A push to fix the Voting Rights Act has stalled in Washington. But a trial taking place this week in a sleepy San Antonio courtroom could help revive the landmark law without Congress lifting a finger. At issue in the case is a redistricting plan approved in 2011 by Texas’s Republican legislature. The Obama administration charges that the plan intentionally discriminated against the state’s soaring Hispanic population in an effort to boost the GOP’s share of seats in Congress and the statehouse. Texas admits the plan was designed to help Republicans—which isn’t illegal—but says it did not aim to target Hispanics. If a three-judge panel rules against Texas, it likely would not affect the state’s congressional district maps, because a federal court has already rejected the original maps and created new ones that are fairer. Instead, the implications would be much bigger—potentially even bolstering voting protections for racial minorities in states across the country.
“What happens in Texas will have consequences around the nation,” said Michael Li, an election lawyer who was based in Dallas until recently, and is now at the Brennan Center for Justice at New York University School of Law. “That’s why a lot of voting rights advocates are watching it closely.”

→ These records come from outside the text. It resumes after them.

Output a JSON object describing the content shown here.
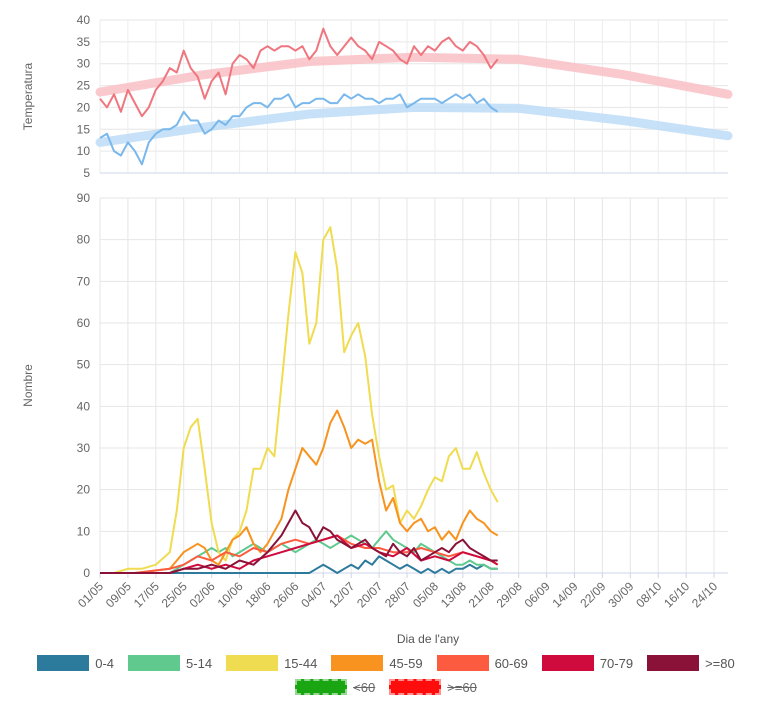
{
  "chart_data": [
    {
      "type": "line",
      "ylabel": "Temperatura",
      "ylim": [
        5,
        40
      ],
      "yticks": [
        5,
        10,
        15,
        20,
        25,
        30,
        35,
        40
      ],
      "xlim": [
        0,
        180
      ],
      "grid": true,
      "series": [
        {
          "key": "tmax_normal",
          "color": "#f9c0c5",
          "style": "band",
          "x": [
            0,
            30,
            60,
            90,
            120,
            150,
            180
          ],
          "values": [
            23.5,
            27.5,
            30.5,
            31.5,
            31.0,
            27.5,
            23.0
          ]
        },
        {
          "key": "tmin_normal",
          "color": "#bddcf7",
          "style": "band",
          "x": [
            0,
            30,
            60,
            90,
            120,
            150,
            180
          ],
          "values": [
            12.0,
            15.5,
            18.5,
            20.0,
            19.8,
            17.0,
            13.5
          ]
        },
        {
          "key": "tmax",
          "color": "#ef767f",
          "style": "line",
          "x": [
            0,
            2,
            4,
            6,
            8,
            10,
            12,
            14,
            16,
            18,
            20,
            22,
            24,
            26,
            28,
            30,
            32,
            34,
            36,
            38,
            40,
            42,
            44,
            46,
            48,
            50,
            52,
            54,
            56,
            58,
            60,
            62,
            64,
            66,
            68,
            70,
            72,
            74,
            76,
            78,
            80,
            82,
            84,
            86,
            88,
            90,
            92,
            94,
            96,
            98,
            100,
            102,
            104,
            106,
            108,
            110,
            112,
            114
          ],
          "values": [
            22,
            20,
            23,
            19,
            24,
            21,
            18,
            20,
            24,
            26,
            29,
            28,
            33,
            29,
            27,
            22,
            26,
            28,
            23,
            30,
            32,
            31,
            29,
            33,
            34,
            33,
            34,
            34,
            33,
            34,
            31,
            33,
            38,
            34,
            32,
            34,
            36,
            34,
            33,
            31,
            35,
            34,
            33,
            31,
            30,
            34,
            32,
            34,
            33,
            35,
            36,
            34,
            33,
            35,
            34,
            32,
            29,
            31
          ]
        },
        {
          "key": "tmin",
          "color": "#7ab8ec",
          "style": "line",
          "x": [
            0,
            2,
            4,
            6,
            8,
            10,
            12,
            14,
            16,
            18,
            20,
            22,
            24,
            26,
            28,
            30,
            32,
            34,
            36,
            38,
            40,
            42,
            44,
            46,
            48,
            50,
            52,
            54,
            56,
            58,
            60,
            62,
            64,
            66,
            68,
            70,
            72,
            74,
            76,
            78,
            80,
            82,
            84,
            86,
            88,
            90,
            92,
            94,
            96,
            98,
            100,
            102,
            104,
            106,
            108,
            110,
            112,
            114
          ],
          "values": [
            13,
            14,
            10,
            9,
            12,
            10,
            7,
            12,
            14,
            15,
            15,
            16,
            19,
            17,
            17,
            14,
            15,
            17,
            16,
            18,
            18,
            20,
            21,
            21,
            20,
            22,
            22,
            23,
            20,
            21,
            21,
            22,
            22,
            21,
            21,
            23,
            22,
            23,
            22,
            22,
            21,
            22,
            22,
            23,
            20,
            21,
            22,
            22,
            22,
            21,
            22,
            23,
            22,
            23,
            21,
            22,
            20,
            19
          ]
        }
      ]
    },
    {
      "type": "line",
      "ylabel": "Nombre",
      "xlabel": "Dia de l'any",
      "ylim": [
        0,
        90
      ],
      "yticks": [
        0,
        10,
        20,
        30,
        40,
        50,
        60,
        70,
        80,
        90
      ],
      "xlim": [
        0,
        180
      ],
      "xticks": [
        "01/05",
        "09/05",
        "17/05",
        "25/05",
        "02/06",
        "10/06",
        "18/06",
        "26/06",
        "04/07",
        "12/07",
        "20/07",
        "28/07",
        "05/08",
        "13/08",
        "21/08",
        "29/08",
        "06/09",
        "14/09",
        "22/09",
        "30/09",
        "08/10",
        "16/10",
        "24/10"
      ],
      "grid": true,
      "legend_position": "bottom",
      "series": [
        {
          "name": "0-4",
          "color": "#2c7a9c",
          "x": [
            0,
            10,
            20,
            30,
            40,
            50,
            60,
            62,
            64,
            66,
            68,
            70,
            72,
            74,
            76,
            78,
            80,
            82,
            84,
            86,
            88,
            90,
            92,
            94,
            96,
            98,
            100,
            102,
            104,
            106,
            108,
            110,
            112,
            114
          ],
          "values": [
            0,
            0,
            0,
            0,
            0,
            0,
            0,
            1,
            2,
            1,
            0,
            1,
            2,
            1,
            3,
            2,
            4,
            3,
            2,
            1,
            2,
            1,
            0,
            1,
            0,
            1,
            0,
            1,
            1,
            2,
            1,
            2,
            1,
            1
          ]
        },
        {
          "name": "5-14",
          "color": "#5fc98e",
          "x": [
            0,
            10,
            20,
            22,
            24,
            26,
            28,
            30,
            32,
            34,
            36,
            38,
            40,
            42,
            44,
            46,
            48,
            50,
            52,
            54,
            56,
            58,
            60,
            62,
            64,
            66,
            68,
            70,
            72,
            74,
            76,
            78,
            80,
            82,
            84,
            86,
            88,
            90,
            92,
            94,
            96,
            98,
            100,
            102,
            104,
            106,
            108,
            110,
            112,
            114
          ],
          "values": [
            0,
            0,
            0,
            1,
            2,
            3,
            4,
            5,
            6,
            5,
            6,
            4,
            5,
            6,
            7,
            6,
            5,
            6,
            7,
            6,
            5,
            6,
            7,
            8,
            7,
            6,
            7,
            8,
            9,
            8,
            7,
            6,
            8,
            10,
            8,
            7,
            6,
            5,
            7,
            6,
            5,
            4,
            3,
            2,
            2,
            3,
            2,
            2,
            1,
            1
          ]
        },
        {
          "name": "15-44",
          "color": "#f0dc50",
          "x": [
            0,
            4,
            8,
            12,
            16,
            20,
            22,
            24,
            26,
            28,
            30,
            32,
            34,
            36,
            38,
            40,
            42,
            44,
            46,
            48,
            50,
            52,
            54,
            56,
            58,
            60,
            62,
            64,
            66,
            68,
            70,
            72,
            74,
            76,
            78,
            80,
            82,
            84,
            86,
            88,
            90,
            92,
            94,
            96,
            98,
            100,
            102,
            104,
            106,
            108,
            110,
            112,
            114
          ],
          "values": [
            0,
            0,
            1,
            1,
            2,
            5,
            15,
            30,
            35,
            37,
            25,
            12,
            5,
            3,
            8,
            10,
            15,
            25,
            25,
            30,
            28,
            45,
            62,
            77,
            72,
            55,
            60,
            80,
            83,
            73,
            53,
            57,
            60,
            52,
            38,
            28,
            20,
            21,
            12,
            15,
            13,
            16,
            20,
            23,
            22,
            28,
            30,
            25,
            25,
            29,
            24,
            20,
            17
          ]
        },
        {
          "name": "45-59",
          "color": "#f7931e",
          "x": [
            0,
            10,
            20,
            22,
            24,
            26,
            28,
            30,
            32,
            34,
            36,
            38,
            40,
            42,
            44,
            46,
            48,
            50,
            52,
            54,
            56,
            58,
            60,
            62,
            64,
            66,
            68,
            70,
            72,
            74,
            76,
            78,
            80,
            82,
            84,
            86,
            88,
            90,
            92,
            94,
            96,
            98,
            100,
            102,
            104,
            106,
            108,
            110,
            112,
            114
          ],
          "values": [
            0,
            0,
            1,
            3,
            5,
            6,
            7,
            6,
            3,
            2,
            5,
            8,
            9,
            11,
            7,
            5,
            7,
            10,
            13,
            20,
            25,
            30,
            28,
            26,
            30,
            36,
            39,
            35,
            30,
            32,
            31,
            32,
            22,
            15,
            18,
            12,
            10,
            12,
            13,
            10,
            11,
            8,
            10,
            8,
            12,
            15,
            13,
            12,
            10,
            9
          ]
        },
        {
          "name": "60-69",
          "color": "#fc5b3f",
          "x": [
            0,
            10,
            20,
            24,
            28,
            32,
            36,
            40,
            44,
            48,
            52,
            56,
            60,
            64,
            68,
            72,
            76,
            80,
            84,
            88,
            92,
            96,
            100,
            104,
            108,
            112,
            114
          ],
          "values": [
            0,
            0,
            1,
            2,
            4,
            3,
            5,
            4,
            6,
            5,
            7,
            8,
            7,
            8,
            9,
            7,
            6,
            6,
            5,
            5,
            6,
            5,
            4,
            5,
            4,
            3,
            2
          ]
        },
        {
          "name": "70-79",
          "color": "#cf0a3c",
          "x": [
            0,
            10,
            20,
            24,
            28,
            32,
            36,
            40,
            44,
            48,
            52,
            56,
            60,
            64,
            68,
            72,
            76,
            80,
            84,
            88,
            92,
            96,
            100,
            104,
            108,
            112,
            114
          ],
          "values": [
            0,
            0,
            0,
            1,
            2,
            1,
            2,
            1,
            3,
            4,
            5,
            6,
            7,
            8,
            9,
            6,
            7,
            5,
            4,
            6,
            3,
            4,
            3,
            5,
            4,
            3,
            2
          ]
        },
        {
          "name": ">=80",
          "color": "#8a1238",
          "x": [
            0,
            10,
            20,
            24,
            28,
            32,
            36,
            40,
            44,
            48,
            52,
            54,
            56,
            58,
            60,
            62,
            64,
            66,
            68,
            70,
            72,
            74,
            76,
            78,
            80,
            82,
            84,
            86,
            88,
            90,
            92,
            94,
            96,
            98,
            100,
            102,
            104,
            106,
            108,
            110,
            112,
            114
          ],
          "values": [
            0,
            0,
            0,
            1,
            1,
            2,
            1,
            3,
            2,
            5,
            9,
            12,
            15,
            12,
            11,
            8,
            11,
            10,
            8,
            7,
            6,
            7,
            8,
            6,
            5,
            4,
            7,
            5,
            4,
            6,
            3,
            4,
            5,
            6,
            5,
            7,
            8,
            6,
            5,
            4,
            3,
            3
          ]
        }
      ],
      "extra_legend": [
        {
          "name": "<60",
          "color": "#19a612",
          "struck": true
        },
        {
          "name": ">=60",
          "color": "#ff0c0c",
          "struck": true
        }
      ]
    }
  ]
}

Here’s why: Justice Department lawyers say Texas’s intentional discrimination means the court should put it back under the system of federal “pre-clearance” for its voting laws that was ended when the Supreme Court invalidated Section 5 of the Voting Rights Act last year in the Shelby County ruling. To make that claim, DOJ cites Section 3 of the law, which allows states to be put under federal supervision if they’re found to have shown deliberate racial bias in their voting system.
Section 3 didn’t get much use while Section 5 was still in effect. But since Shelby, it has emerged as a possible savior for voting rights advocates. One influential 2010 law journal article called it the Voting Rights Act’s “secret weapon.”